The Chairperson of Parliament’s Public Accounts Committee (PAC), Abena Osei-Asare, has stated that the committee’s public hearing is neither about chasing headlines nor settling political scores. Speaking on Thursday, April 2, 2026, during PAC’s sitting on the Auditor-General’s special audit report on government outstanding claims and commitments as of December 31, 2024, she noted that a similar exercise was conducted in 2018 when the NPP first took over from the NDC.
According to the Chair, the Ministry of Finance submitted a total of $241 billion worth of commitments, claims, and bank transfer advice for validation.
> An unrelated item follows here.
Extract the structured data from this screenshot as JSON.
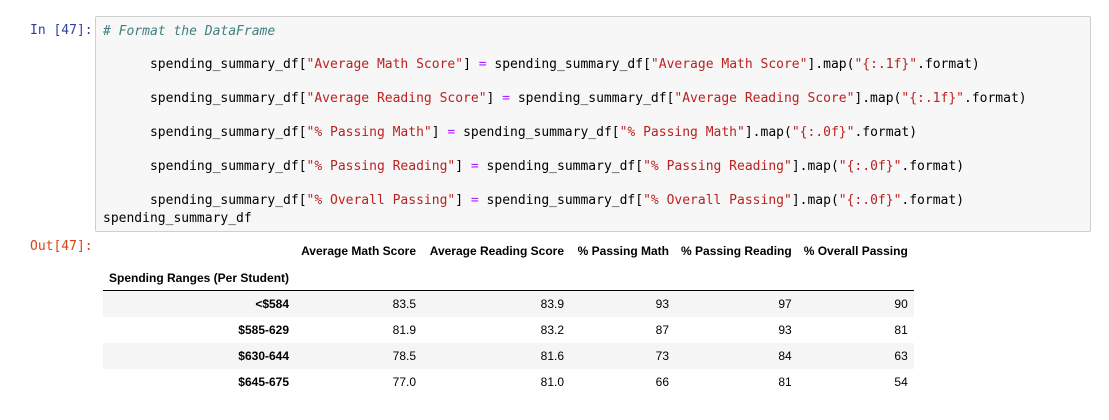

Out of this amount, $104.4 billion was validated and recommended for payment, while $115.5 billion was held to be justified with relevant documents before any payments could be made.
From the same $241 billion, claims and bank transfer advice alone were teased out, amounting to $68.7 billion, later reclassified to $66.7 billion. Of that reclassified amount, $47.7 billion was validated for payment, $10.3 billion was rejected outright, and $8.6 billion remains subject to further justification before any payment can properly be made.
Madam Osei-Asare noted that these are not small discrepancies and raise serious questions about controls, documentation, and accountability in the management of public obligations. She recalled that a similar audit report from December 2016, titled “The Abilities of Ministries, Departments and Agencies,” showed $11.8 billion in bank transfer advice and claims presented for validation, out of which $6.3 billion was validated and $5.3 billion rejected outright.
She explained that auditors were contracted to interrogate 50 ministries, departments, and agencies on their documentation and liabilities. Their mandate was first to establish whether claims were supported by contracts, proper approvals, evidence of work done, and compliance with the Public Financial Management Act. Second, to distinguish legitimate obligations from irregular or unsupported claims, stressing that the state must honour lawful debts but will not pay what cannot be justified. Third, to help strengthen the system with better controls, record-keeping, and commitment management.
The Chair emphasised that every cedi wrongly claimed is a cedi diverted from schools, hospitals, roads, and other livelihood programmes. “We will be guided by evidence, not assumption; by the law, not sentiments,” she said. The committee’s objective, she added, is not just to produce a report but to restore confidence that public finances are managed with integrity, obligations are honoured lawfully, and financial management systems are strong enough to prevent recurrence. “Accountability is not an event, it is a culture,” she concluded.